The theme of a latent, never actualized, violence is present in many of your films. Do you think that violence can have liberating effects as well?

Not violence as such. As a mere “ingredient” in a film, it is ugly and despicable. Violence has turned into some sort of consumer article in recent years. But if a film shows the conditions for violence to grow and to erupt, it can in fact have a liberating effect. Most “visible” violence today is superfluous in my mind, though, especially violence against women.

How has cinema been influenced by the overflowing of images and as a result by the growing popular awareness of the lack of their authenticity?

That lack of “authenticity”, certainly fostered by the growing manipulation of images, especially through visual effects, has caused the comeback of documentaries, even to the big screen. People have a growing desire for truth and “real things” they can invest their trust in. The “Dogma” films were a proof of that, and the growing number of independent films, especially by young directors, that describe local events, local color, local conflicts. In the Nineties, “form” and “style” counted more than anything. Now, CONTENT is back, and real issues.

You have chosen and managed to make films all around the world. Would you say that the migrant-artist enjoys a privileged view of the state of things?

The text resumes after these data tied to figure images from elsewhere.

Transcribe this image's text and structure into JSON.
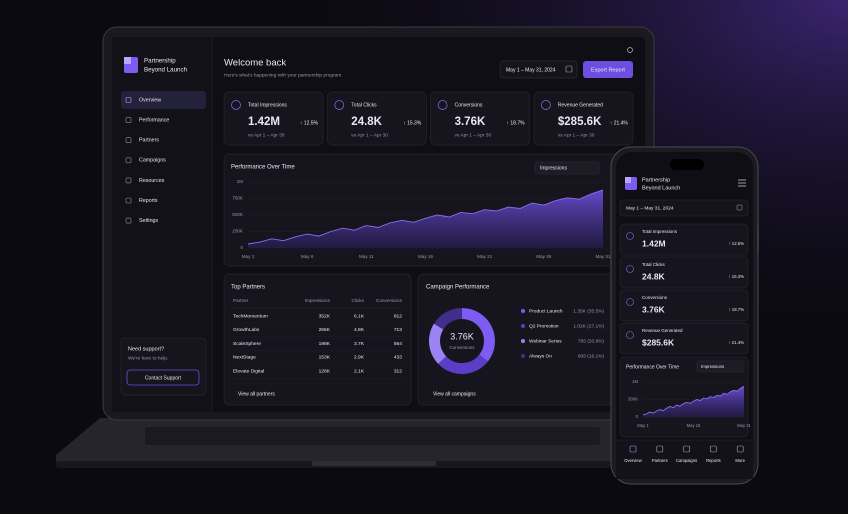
{
  "laptop": {
    "brand": {
      "line1": "Partnership",
      "line2": "Beyond Launch"
    },
    "nav": [
      "Overview",
      "Performance",
      "Partners",
      "Campaigns",
      "Resources",
      "Reports",
      "Settings"
    ],
    "support": {
      "title": "Need support?",
      "text": "We're here to help.",
      "button": "Contact Support"
    },
    "header": {
      "title": "Welcome back",
      "subtitle": "Here's what's happening with your partnership program.",
      "date_range": "May 1 – May 31, 2024",
      "export": "Export Report"
    },
    "kpis": [
      {
        "label": "Total Impressions",
        "value": "1.42M",
        "change": "↑ 12.5%",
        "compare": "vs Apr 1 – Apr 30"
      },
      {
        "label": "Total Clicks",
        "value": "24.8K",
        "change": "↑ 15.3%",
        "compare": "vs Apr 1 – Apr 30"
      },
      {
        "label": "Conversions",
        "value": "3.76K",
        "change": "↑ 18.7%",
        "compare": "vs Apr 1 – Apr 30"
      },
      {
        "label": "Revenue Generated",
        "value": "$285.6K",
        "change": "↑ 21.4%",
        "compare": "vs Apr 1 – Apr 30"
      }
    ],
    "performance": {
      "title": "Performance Over Time",
      "metric": "Impressions",
      "chart_data": {
        "type": "area",
        "color": "#8b6cf0",
        "categories": [
          "May 1",
          null,
          null,
          null,
          null,
          "May 6",
          null,
          null,
          null,
          null,
          "May 11",
          null,
          null,
          null,
          null,
          "May 16",
          null,
          null,
          null,
          null,
          "May 21",
          null,
          null,
          null,
          null,
          "May 26",
          null,
          null,
          null,
          null,
          "May 31"
        ],
        "values": [
          60000,
          90000,
          140000,
          110000,
          170000,
          210000,
          180000,
          250000,
          300000,
          270000,
          340000,
          310000,
          380000,
          420000,
          390000,
          450000,
          500000,
          470000,
          540000,
          520000,
          580000,
          560000,
          620000,
          600000,
          680000,
          650000,
          720000,
          760000,
          740000,
          820000,
          880000
        ],
        "ylim": [
          0,
          1000000
        ],
        "yticks": [
          0,
          {
            "value": 250000,
            "label": "250K"
          },
          {
            "value": 500000,
            "label": "500K"
          },
          {
            "value": 750000,
            "label": "750K"
          },
          {
            "value": 1000000,
            "label": "1M"
          }
        ],
        "grid": true
      }
    },
    "top_partners": {
      "title": "Top Partners",
      "columns": [
        "Partner",
        "Impressions",
        "Clicks",
        "Conversions"
      ],
      "rows": [
        [
          "TechMomentum",
          "352K",
          "6.1K",
          "812"
        ],
        [
          "GrowthLabs",
          "265K",
          "4.8K",
          "713"
        ],
        [
          "ScaleSphere",
          "198K",
          "3.7K",
          "564"
        ],
        [
          "NextStage",
          "153K",
          "2.9K",
          "433"
        ],
        [
          "Elevate Digital",
          "128K",
          "2.1K",
          "312"
        ]
      ],
      "link": "View all partners"
    },
    "campaign_performance": {
      "title": "Campaign Performance",
      "chart_data": {
        "type": "pie",
        "total": "3.76K",
        "total_label": "Conversions",
        "categories": [
          "Product Launch",
          "Q2 Promotion",
          "Webinar Series",
          "Always On"
        ],
        "values": [
          35.5,
          27.1,
          20.9,
          16.1
        ],
        "value_labels": [
          "1.35K (35.5%)",
          "1.02K (27.1%)",
          "785 (20.9%)",
          "605 (16.1%)"
        ],
        "colors": [
          "#7c5cf2",
          "#5a3fc6",
          "#9a84f4",
          "#3f2e8c"
        ]
      },
      "link": "View all campaigns"
    }
  },
  "phone": {
    "chart_data": {
      "type": "area",
      "color": "#8b6cf0",
      "categories": [
        "May 1",
        null,
        null,
        null,
        null,
        null,
        null,
        null,
        null,
        null,
        null,
        null,
        null,
        null,
        null,
        "May 16",
        null,
        null,
        null,
        null,
        null,
        null,
        null,
        null,
        null,
        null,
        null,
        null,
        null,
        null,
        "May 31"
      ],
      "values": [
        60000,
        90000,
        140000,
        110000,
        170000,
        210000,
        180000,
        250000,
        300000,
        270000,
        340000,
        310000,
        380000,
        420000,
        390000,
        450000,
        500000,
        470000,
        540000,
        520000,
        580000,
        560000,
        620000,
        600000,
        680000,
        650000,
        720000,
        760000,
        740000,
        820000,
        880000
      ],
      "ylim": [
        0,
        1000000
      ],
      "yticks": [
        0,
        {
          "value": 500000,
          "label": "500K"
        },
        {
          "value": 1000000,
          "label": "1M"
        }
      ],
      "grid": true
    },
    "tabs": [
      "Overview",
      "Partners",
      "Campaigns",
      "Reports",
      "More"
    ]
  }
}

My main profession, as filmmaker and photographer, is being a traveler. It is a privilege to work in places other than “at home”. You see things differently, with a larger curiosity. You see things in contexts that “locals” don’t have access to. You have other priorities. Being a stranger can be a state of grace. Not necessarily, though, just potentially.

Europe apart from a political project reflects a cultural dimension as well. This, in terms of setting the boundaries of European culture and trying to pin down a European identity. Do you think this is feasible or even desirable? If you do, even if you don’t, where do you think this process might lead?

The process of strengthening a European identity is more than a necessary one for the future of this continent. It is vital. It can only become the home continent for the next generation of an even larger Europe, if it is filled with emotions, with solidarity, with understanding and respect. “America” and the “American Dream” are largely a product of literature and cinema. The “European Dream” is still undefined and lacks precision. European films have the biggest responsibility here. Films can create that momentum, that enthusiasm, that “belief” in Europe more than any other means.

How would you picture/write/direct something that you would call ‘European’?

I couldn’t do anything else, wherever I work. I’m a German in my soul and European in my heart and in my mind. I could never make an “American” film, even if I tried.